The Pogo Road issue, he said, demonstrates the change in attitude — 20 or 30 years ago, if a project like this had been proposed, people would want and use access — now, he said, people who have recreational properties that they got from the state want to limit access.

“Now we’re being asked by everybody, not just the environmental community, to not provide access, to limit access… “

Shively said he wasn’t opposed to protecting state lands.

“But we have to be allowed to have rational development opportunities… “

“I know those of us who are interested in development in the state worry about the enemy from without, but right now I’m increasingly concerned about the enemy from within,” he said.

Subsistence needs to be solved internally

Shively said we really have to solve the subsistence issue internally. “We just cannot let a handful of legislators continue to prevent a vote on a constitutional amendment.

“We are driving the Native community into the hands of the federal government and international groups which I think will be to the detriment of the state and I believe to the ultimate detriment of Alaska Natives.”

People are afraid of the tribes, but Shively said “the question for the state really is, what role can the tribes play in helping to deal with some of the very difficult social and economic issues that we find in rural Alaska… “

One important economic issue is work for people. Shively said we can’t provide jobs in all the communities for everybody — but Red Dog, the firefighter program and some of the oil companies are doing things that work

“There are 70,000 jobs in the state that are held by outsiders. … it’s going to take a lot of thinking, but we have some great tools in Native corporations…”

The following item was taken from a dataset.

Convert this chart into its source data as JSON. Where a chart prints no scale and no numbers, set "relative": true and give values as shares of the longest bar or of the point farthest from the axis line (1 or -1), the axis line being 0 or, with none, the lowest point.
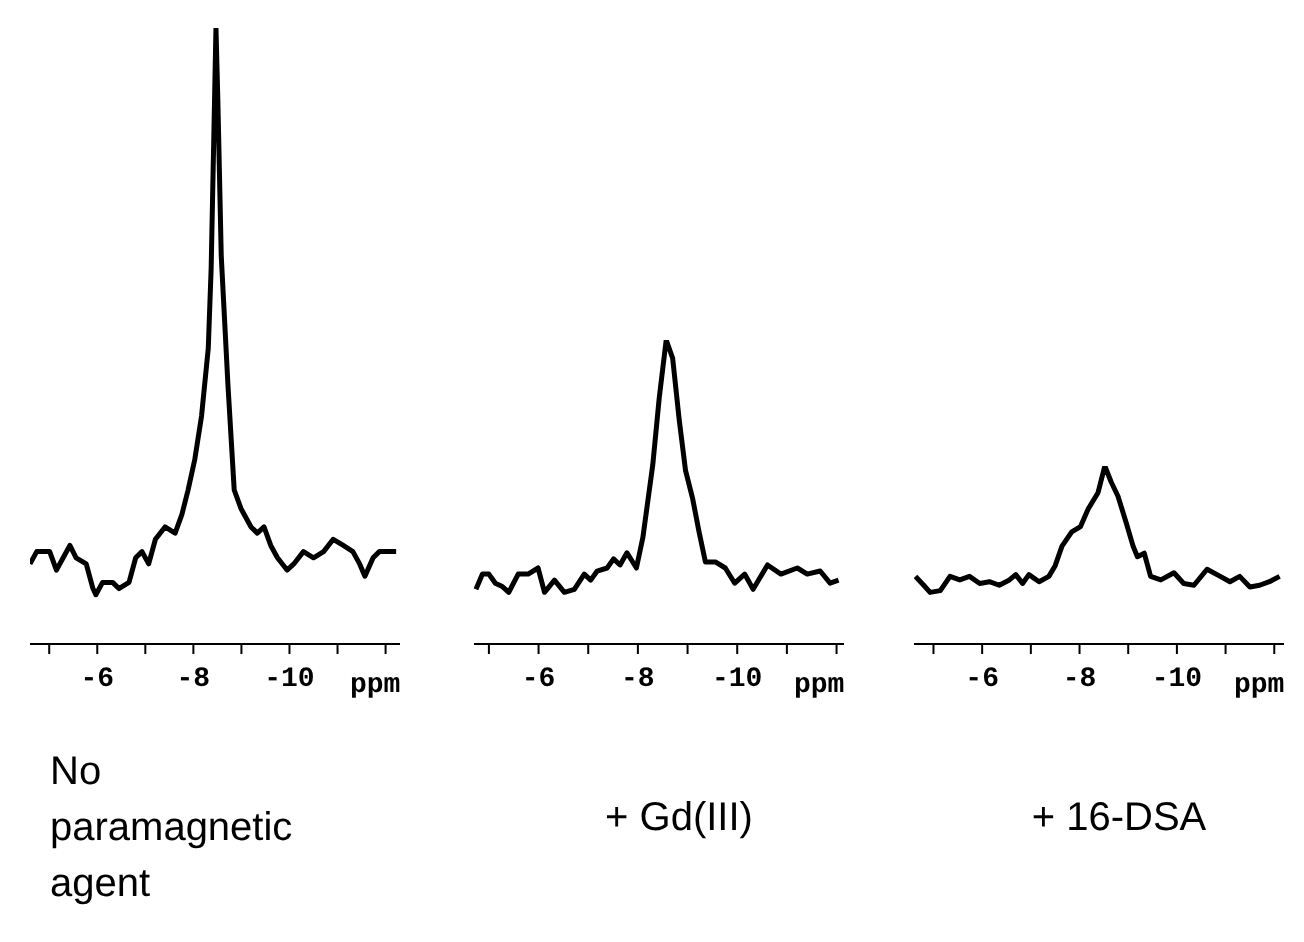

Working on rural-urban issues is important to the state, Shively said:

“We really can’t, I think, allow the first Alaskans — or many first Alaskans — to always be found at the end of the economic line.”

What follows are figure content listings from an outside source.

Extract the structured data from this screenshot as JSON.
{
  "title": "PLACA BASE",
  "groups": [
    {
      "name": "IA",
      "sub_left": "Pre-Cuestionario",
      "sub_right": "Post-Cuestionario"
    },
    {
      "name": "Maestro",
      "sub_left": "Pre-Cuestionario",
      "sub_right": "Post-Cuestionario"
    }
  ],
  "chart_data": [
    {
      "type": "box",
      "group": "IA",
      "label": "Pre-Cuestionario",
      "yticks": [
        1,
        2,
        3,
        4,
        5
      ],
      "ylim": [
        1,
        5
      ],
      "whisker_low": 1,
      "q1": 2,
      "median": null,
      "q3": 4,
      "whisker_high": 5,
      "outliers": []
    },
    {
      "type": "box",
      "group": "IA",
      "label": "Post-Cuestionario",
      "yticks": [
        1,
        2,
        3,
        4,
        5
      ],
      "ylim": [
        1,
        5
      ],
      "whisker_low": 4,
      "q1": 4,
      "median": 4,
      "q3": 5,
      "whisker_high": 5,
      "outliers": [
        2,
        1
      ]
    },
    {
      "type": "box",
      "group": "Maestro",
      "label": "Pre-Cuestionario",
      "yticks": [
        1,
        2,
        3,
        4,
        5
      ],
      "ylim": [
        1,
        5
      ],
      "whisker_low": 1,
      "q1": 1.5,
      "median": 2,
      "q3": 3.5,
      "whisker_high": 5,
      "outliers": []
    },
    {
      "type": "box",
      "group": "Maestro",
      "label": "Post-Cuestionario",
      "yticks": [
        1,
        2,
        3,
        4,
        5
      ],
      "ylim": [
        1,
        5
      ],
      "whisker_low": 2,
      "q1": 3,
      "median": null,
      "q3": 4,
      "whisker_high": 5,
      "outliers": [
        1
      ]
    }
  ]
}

Difficult questions for state

“There are a lot of challenges in front of us,” Shively said, “… however, I’m an optimist about our future. I believe we can recapture the spirit that I found when I first came here in 1965.”

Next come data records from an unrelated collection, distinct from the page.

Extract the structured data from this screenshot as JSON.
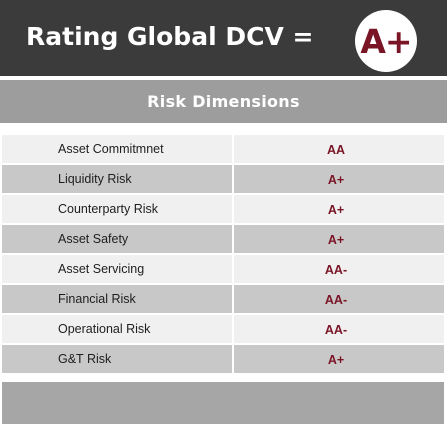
{
  "header": {
    "title": "Rating Global DCV =",
    "grade": "A+"
  },
  "table": {
    "heading": "Risk Dimensions",
    "rows": [
      {
        "name": "Asset Commitmnet",
        "rating": "AA"
      },
      {
        "name": "Liquidity Risk",
        "rating": "A+"
      },
      {
        "name": "Counterparty Risk",
        "rating": "A+"
      },
      {
        "name": "Asset Safety",
        "rating": "A+"
      },
      {
        "name": "Asset Servicing",
        "rating": "AA-"
      },
      {
        "name": "Financial Risk",
        "rating": "AA-"
      },
      {
        "name": "Operational Risk",
        "rating": "AA-"
      },
      {
        "name": "G&T Risk",
        "rating": "A+"
      }
    ]
  },
  "colors": {
    "header_bg": "#3b3b3c",
    "subheader_bg": "#9d9d9e",
    "row_light": "#f0f0f0",
    "row_dark": "#c8c8c8",
    "rating_color": "#7a1526"
  }
}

Shively said he believes Alaska can celebrate the diversity of its people and “include all Alaskans in the wealth we create from our great land…”

But first, he said, “we need to answer some very difficult questions:

“Are we too comfortable?

“Have we become spoiled by free checks and an oil industry who’s been paying for almost everything … ?

“Are we planning to let the prosperity of our state bypass many of the first Alaskans?

“Is it always the other guy’s responsibility to bear the burdens of development in their backyard?

“Are wilderness values and development opportunities mutually exclusive?

“Are we unwilling to make the sacrifices it takes to build a great state?

“The answer to these questions has to be a resounding ‘no’ — it just has to be no…

“I believe in Alaska. I love the state and that’s why I’m looking forward to my next adventure here — no matter what it might be.”